As autoridades da cidade estão trabalhando com a Sociedade Ornitológica Espanhola, SEO Birdlife, e começarão o “abate humanitário” e a esterilização de ovos nos próximos meses.

“Vamos pôr em prática um plano para controlar e reduzir o número de periquitos-monge na cidade de Madri, pois eles se tornaram uma preocupação para as pessoas e tivemos muitas queixas”, disse Borja Carabante, conselheiro do Conselho. representante ambiental.

O conselho disse que recebeu 197 reclamações sobre os pássaros entre janeiro e o final de agosto deste ano – quase o número de 218 registrados no ano passado.

Carabante não revelou quantos periquitos seriam alvejados, mas Santiago Soria, chefe de biodiversidade do conselho, disse que não iria erradicar toda a população. Sem ação, ele acrescentou, os números só continuarão a crescer.

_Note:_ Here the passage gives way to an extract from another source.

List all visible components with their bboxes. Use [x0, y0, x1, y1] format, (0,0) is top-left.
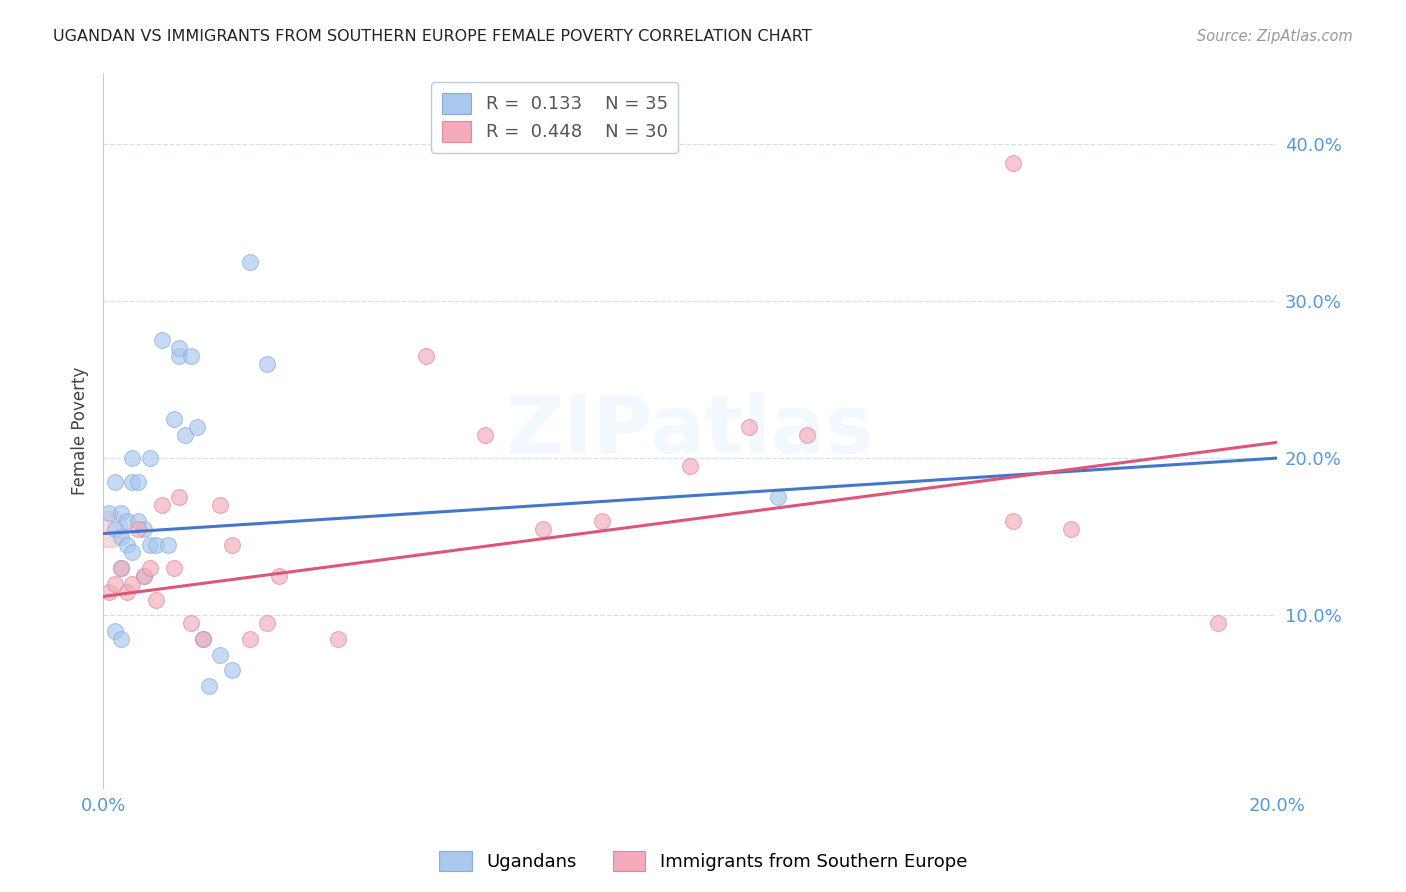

O abate, no entanto, não é a iniciativa ambiental mais controversa do conselho da cidade. O conselho – uma coalizão entre o partido do povo de direita e o partido de cidadãos de centro-direita, apoiado pelo partido de extrema-direita Vox – também tentou eliminar a zona popular de baixa emissão introduzida pelo prefeito anterior, a ex-juíza de esquerda Manuela Carmena .

No final de setembro, anunciou planos para permitir que carros banidos do centro da cidade voltassem à zona de baixas emissões e reduzir as tarifas de estacionamento.

De acordo com o grupo ambientalista Ecologists in Action, o esquema de Madrid Central de Camena provocou reduções recordes nos níveis de dióxido de nitrogênio no centro da cidade, com a poluição do gás 48% menor em abril de 2019 do que no mesmo mês do ano passado. Os níveis de dióxido de nitrogênio em toda a cidade caíram 16%.